Updated: Nov 23, 2020

Contemporary jeweller Becky Bliss wasn’t interested in dolls as a child. She would much rather have played with her neighbour’s Meccano set, but she wasn’t allowed. "Meccano was always targeted to boys. The box would say, 'engineering for boys' or 'science for boys', never for girls," she says.

Now Bliss, who completed a Bachelor of Applied Arts at Whitireia Community Polytechnic in 2010 and was part of the Handshake project from 2011–2013, finally has her own Meccano set. But she had to make it herself.

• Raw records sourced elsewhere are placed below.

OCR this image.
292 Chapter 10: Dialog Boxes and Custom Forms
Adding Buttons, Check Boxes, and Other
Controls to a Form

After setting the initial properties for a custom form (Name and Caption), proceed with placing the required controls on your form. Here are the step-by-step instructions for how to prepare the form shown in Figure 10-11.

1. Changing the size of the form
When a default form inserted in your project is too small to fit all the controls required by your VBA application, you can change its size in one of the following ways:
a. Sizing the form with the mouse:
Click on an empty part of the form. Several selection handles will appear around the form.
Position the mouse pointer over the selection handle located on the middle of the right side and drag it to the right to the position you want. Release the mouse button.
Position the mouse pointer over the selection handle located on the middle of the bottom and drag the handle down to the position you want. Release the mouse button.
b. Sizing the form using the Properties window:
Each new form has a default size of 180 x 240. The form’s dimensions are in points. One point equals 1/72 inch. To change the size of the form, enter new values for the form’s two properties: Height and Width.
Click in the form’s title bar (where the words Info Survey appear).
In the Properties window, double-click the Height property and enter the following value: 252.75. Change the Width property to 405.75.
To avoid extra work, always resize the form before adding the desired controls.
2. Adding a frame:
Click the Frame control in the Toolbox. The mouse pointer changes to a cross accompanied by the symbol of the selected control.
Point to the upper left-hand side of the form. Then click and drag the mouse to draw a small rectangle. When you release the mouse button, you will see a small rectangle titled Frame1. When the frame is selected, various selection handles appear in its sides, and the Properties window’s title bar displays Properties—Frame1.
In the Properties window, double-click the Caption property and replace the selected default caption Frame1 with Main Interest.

Last year, Bliss and 11 other former Handshake Project artists were invited to participate in a group exhibition at CODA Museum in the Netherlands. For Handshake5: In Dialogue, the artists chose works from the Museum’s permanent collection to engage with. Bliss chose the Ado Collection of modernist wooden children’s toys from the 1920s to the 1950s. While researching children’s toys of the period, Bliss became interested in their packaging and how it was so deeply gendered. In response, Bliss fabricated her own Meccano-style set of steel components, and used the pieces to create pendants that form a family of seven pieces. Titled Fair Play the collection plays with gender stereotypes – for example, the boy is pink and the girl is blue. The title is also a nod to equal opportunities and pay equity (fair pay).

Three pieces from Fair Play were chosen for Schmuck, "the" international event for contemporary jewellery, which was supposed to be in Germany in March this year. This was to be Becky's fourth time at the International Trade Fair in Munich (which includes Schmuck). But unfortunately, due to the global pandemic, Schmuck was cancelled this year.